Item Details

The monolingual framing of international education in Australia

Issue: Vol 2 No. 3 (2008) Monolingualism

Journal: Sociolinguistic Studies

Subject Areas: Gender Studies Linguistics

DOI: 10.1558/sols.v2i3.367

Abstract:

The concept of international education in Australia is moving from a discourse of attracting students from other countries to one of concern with internationalising curriculum and pedagogy. This internationalisation is motivated by a reconsideration of the appropriateness of curricula to prepare students for the globalised world of work.

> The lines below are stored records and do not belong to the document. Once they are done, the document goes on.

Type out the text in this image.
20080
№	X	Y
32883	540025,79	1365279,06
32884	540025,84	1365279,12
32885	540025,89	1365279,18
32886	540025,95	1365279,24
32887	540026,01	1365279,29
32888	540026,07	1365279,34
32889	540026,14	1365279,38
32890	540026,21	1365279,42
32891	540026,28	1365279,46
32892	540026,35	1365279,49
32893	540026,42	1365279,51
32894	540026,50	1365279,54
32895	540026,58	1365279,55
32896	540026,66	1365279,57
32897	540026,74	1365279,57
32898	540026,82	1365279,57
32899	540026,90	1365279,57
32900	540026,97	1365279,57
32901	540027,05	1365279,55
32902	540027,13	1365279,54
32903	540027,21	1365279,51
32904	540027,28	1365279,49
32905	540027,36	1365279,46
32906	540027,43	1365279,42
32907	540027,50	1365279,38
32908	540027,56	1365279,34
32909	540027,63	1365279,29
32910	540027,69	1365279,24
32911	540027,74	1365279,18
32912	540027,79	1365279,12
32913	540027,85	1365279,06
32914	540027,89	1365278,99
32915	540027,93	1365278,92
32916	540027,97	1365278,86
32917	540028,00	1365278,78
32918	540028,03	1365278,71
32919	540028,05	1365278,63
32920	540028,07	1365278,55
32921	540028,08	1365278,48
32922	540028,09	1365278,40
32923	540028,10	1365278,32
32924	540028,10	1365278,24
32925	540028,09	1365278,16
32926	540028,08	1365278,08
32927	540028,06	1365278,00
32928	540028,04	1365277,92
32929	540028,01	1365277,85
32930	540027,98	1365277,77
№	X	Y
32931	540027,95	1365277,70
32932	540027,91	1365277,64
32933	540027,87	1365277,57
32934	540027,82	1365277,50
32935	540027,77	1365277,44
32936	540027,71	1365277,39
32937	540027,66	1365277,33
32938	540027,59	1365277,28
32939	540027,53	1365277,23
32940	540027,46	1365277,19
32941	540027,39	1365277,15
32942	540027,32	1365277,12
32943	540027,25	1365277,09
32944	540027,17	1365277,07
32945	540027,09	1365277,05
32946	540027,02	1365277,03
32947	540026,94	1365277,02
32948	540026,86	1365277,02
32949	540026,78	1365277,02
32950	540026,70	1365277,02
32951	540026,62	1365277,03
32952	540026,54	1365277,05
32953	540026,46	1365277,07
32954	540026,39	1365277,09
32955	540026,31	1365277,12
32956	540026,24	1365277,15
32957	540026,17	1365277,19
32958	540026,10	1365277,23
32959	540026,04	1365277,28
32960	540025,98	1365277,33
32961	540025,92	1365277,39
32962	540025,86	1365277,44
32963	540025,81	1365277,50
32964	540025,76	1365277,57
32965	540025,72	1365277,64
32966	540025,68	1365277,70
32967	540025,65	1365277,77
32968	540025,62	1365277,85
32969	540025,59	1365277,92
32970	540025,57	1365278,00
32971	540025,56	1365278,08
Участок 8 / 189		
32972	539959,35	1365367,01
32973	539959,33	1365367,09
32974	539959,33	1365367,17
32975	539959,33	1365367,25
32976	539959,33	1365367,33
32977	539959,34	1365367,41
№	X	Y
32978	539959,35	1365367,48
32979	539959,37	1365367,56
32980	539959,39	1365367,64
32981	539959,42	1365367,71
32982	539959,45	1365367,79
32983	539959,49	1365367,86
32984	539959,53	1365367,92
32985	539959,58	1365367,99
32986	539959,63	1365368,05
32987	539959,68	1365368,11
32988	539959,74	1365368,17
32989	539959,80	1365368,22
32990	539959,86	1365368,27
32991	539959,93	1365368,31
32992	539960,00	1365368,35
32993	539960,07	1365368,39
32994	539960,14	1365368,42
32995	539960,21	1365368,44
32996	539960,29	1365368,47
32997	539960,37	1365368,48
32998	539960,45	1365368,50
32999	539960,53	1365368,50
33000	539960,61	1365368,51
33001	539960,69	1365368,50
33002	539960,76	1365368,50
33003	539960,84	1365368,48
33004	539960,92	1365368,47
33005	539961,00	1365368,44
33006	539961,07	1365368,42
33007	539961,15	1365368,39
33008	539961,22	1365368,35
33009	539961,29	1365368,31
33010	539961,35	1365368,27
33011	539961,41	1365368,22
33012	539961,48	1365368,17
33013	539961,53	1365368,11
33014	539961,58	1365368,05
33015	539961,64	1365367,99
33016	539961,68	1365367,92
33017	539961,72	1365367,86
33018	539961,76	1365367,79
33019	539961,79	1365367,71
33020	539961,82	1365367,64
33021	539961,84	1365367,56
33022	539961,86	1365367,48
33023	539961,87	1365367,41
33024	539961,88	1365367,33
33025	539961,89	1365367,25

If one examines universities’ approaches to internationalisation, however, if becomes clear that the dominant ideology of internationalisation is framed from a English-speaking perspective in which English-language monolingualism is constructed as both the basis for and the content of teaching and learning. The monolingual mindset is characterised by:
 An emphasis on knowledge created in and communicated through English
 Little attention to the linguistic and cultural context in which knowledge will be used
 Neglect of the “non-English” competences and capacities of learners
 Construction of learners’ English second language as a deficit and of English language learning as remediation
 The “invisibility” of the linguistic and cultural context of English
 Little consideration of developing the linguistic resources needed by students to participate in a globalised workplace.
 Perceptions that education offered by Australian institutions in the first language of students is suspect (easy options, low standards of teaching, etc.)
 Little consideration of knowledge and discipline practices as culturally and linguistically contexted.
These characteristics demonstrate that internationalisation is discursively constructed as an English language phenomenon and the valued dimensions of international education are located within the value structures of English which determines the flow of knowledge, learning purposes and practices, academic values and the attribution of value to knowledge as a commodity.